14 Ways to Escape the First Four Frets, Part 4


14 Ways to Escape the First Four Frets, Part 4

[Escape #3 continued]...need to read the first half?
We're in the middle of exploring barre chords as a way to escape the first four frets. If all we knew was what we discussed in the first half, our use of the standard barre chords would require some serious jumping around. Take for instance if we decided to play the chorus of "Mighty to Save" with only 6th string root bar chords. The progression is the top line. The fret to play the 6th string barre chord is on the bottom:

A    E     D      A      F#m      E
5    12    10     5         2       12

Lot's of jumping.

To minimize leaps up and down the neck, the 5th string offers us some great moveable chords.

The most common 5th string root barre chord is based on the A shape. 

First, this barre chord can be played with a double barre. Yep: barring with two fingers.

The finger numbers are designated on the bottom of the diagram. The first fingers bars on the fifth and the third finger bars across the 7th. For the double jointed, this finger is cake. For others, the ability to bar those three middle strings while leaving the first string open is downright impossible. My the highest joint on my 3rd finger does not bend backwards well, so this fingering it tough for me. After working at it, I can make all 5 notes of this chord ring [if you put a gun to my head, but otherwise, forget it]. 

Some are able to use this fingering to play this voicing on the left.
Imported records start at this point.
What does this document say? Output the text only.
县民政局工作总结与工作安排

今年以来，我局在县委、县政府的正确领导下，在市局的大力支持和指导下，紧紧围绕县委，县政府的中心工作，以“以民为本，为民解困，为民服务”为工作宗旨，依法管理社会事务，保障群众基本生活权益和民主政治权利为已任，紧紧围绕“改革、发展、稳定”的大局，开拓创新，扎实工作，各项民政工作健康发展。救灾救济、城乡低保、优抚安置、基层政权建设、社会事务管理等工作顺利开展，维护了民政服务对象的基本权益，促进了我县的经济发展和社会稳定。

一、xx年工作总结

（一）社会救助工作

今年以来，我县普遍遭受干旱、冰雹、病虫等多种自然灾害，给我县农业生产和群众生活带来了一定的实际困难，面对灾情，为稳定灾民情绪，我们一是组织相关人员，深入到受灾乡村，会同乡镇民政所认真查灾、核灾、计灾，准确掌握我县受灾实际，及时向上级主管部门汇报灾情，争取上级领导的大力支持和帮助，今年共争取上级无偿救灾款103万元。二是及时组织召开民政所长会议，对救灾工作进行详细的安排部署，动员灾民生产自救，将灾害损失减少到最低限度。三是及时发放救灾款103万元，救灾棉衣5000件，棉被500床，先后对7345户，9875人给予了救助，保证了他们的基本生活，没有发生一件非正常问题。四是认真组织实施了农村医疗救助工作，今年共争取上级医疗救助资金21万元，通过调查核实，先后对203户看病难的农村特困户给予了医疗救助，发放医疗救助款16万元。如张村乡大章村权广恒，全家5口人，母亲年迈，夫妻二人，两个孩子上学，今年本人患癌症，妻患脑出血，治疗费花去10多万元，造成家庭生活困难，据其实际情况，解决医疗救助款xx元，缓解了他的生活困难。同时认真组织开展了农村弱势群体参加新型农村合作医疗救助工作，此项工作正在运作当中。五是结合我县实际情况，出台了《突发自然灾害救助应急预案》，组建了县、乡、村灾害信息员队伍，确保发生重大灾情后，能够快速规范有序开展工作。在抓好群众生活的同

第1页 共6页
If you've got Swift Premium Brown and Serve Sausages for fingers like I do, getting 3 thick digits crammed onto one small fret is tough. I like the voicing on the right below. Simply let your 3rd finger come up slightly to mute the 1st string. 

But will we miss that note? Maybe. But probably not. The 1st string is the fifth of the chord. The fifth is the least important tone in a Major and Minor chord. And it's already occurring on the 4th string, so in this voicing, the 1st string fifth interval is generally not necessary. Unless you want that higher fifth to ring out. (Really, it's all about you...)

One more thing about playing this barre chord. Remember how we talked about using the "beefy" part of your finger in the first half of this article? Same thing applies. For most people, it's actually easier to barre all six strings versus just five. So barre all six strings and simply strum from the 5th string down. And if you do hit that 6th string, don't sweat it: it's the fifth of the chord so it won't sound off, just inverted.

Let's start exploring the other chords based on this A shape. First, here's the chord tones in this A shape (left). 
To create the minor we need to simply lower the third one half step (or one fret). Let's do it:

Can you see the "Am" shape on frets 6 and 7.





To create the m7 shape, we lower the root one whole step (or two frets).


 


Let's go back to our original shape and look at variations of the major chord.

One voicing we didn't look at with the 6th string root barre was the major7 chord (maj7). While it's possible to create the maj7 with a 6th string root barre chord, the voicing is muddy. There are better ways to make a 6th-string root maj7 chord. That's coming later. The fifth string root barre chord offers a great sounding maj7. Simply lower the root 1/2 step (1 fret) to create a maj7 voicing. Try it...quite jazzy, eh? Learn enough of these and you'll be able to swing all your favorite worship songs. Just wait, eventually our Australian friends will do "Hillsong: Moonlight Lounge Worship" and we'll all be rocking the maj6 and maj7 chords.
 
To change a maj7 to a dominant 7 (dom7), simply lower the 7th down one more 1/2. Now it's a "flat" 7th (one full step/two frets).

Another option for a dom7 chord is on the right. Putting the "flat 7" in the upper voice creates a bright, distinct sound. Sometimes you want this - other times you don't. Trust your ear.


 
We covered the theory behind sus4 and 7sus4 in the last blog. The fingering for the sus4 can be a little tricky. Your best option is to go with how you prefer to play the major shape above. Either add the 4th finger while you continue to barre with the 3rd finger; or slide the 4th finger up one fret.





The last 5th string barre chord we'll look at is the sus2. I won't go into this chord much. Later in this series we'll be digging deeper into sus2/add2/add9 chords.





There are no "rules" about when and when not to use barre chords. At times, the major chords can sound "square" and the minor chords too dark. You need to trust your ear. 

Sometimes barre chords can be used to play in higher register, cutting through a mid-heavy mix. Other times, barre chords are the only way to play a 'borrowed' chord (like when a Bb gets thrown into a song in the key of C). And yet other times, barre chords create just the right sound for the song. You need to trust your ear. Did I mention that?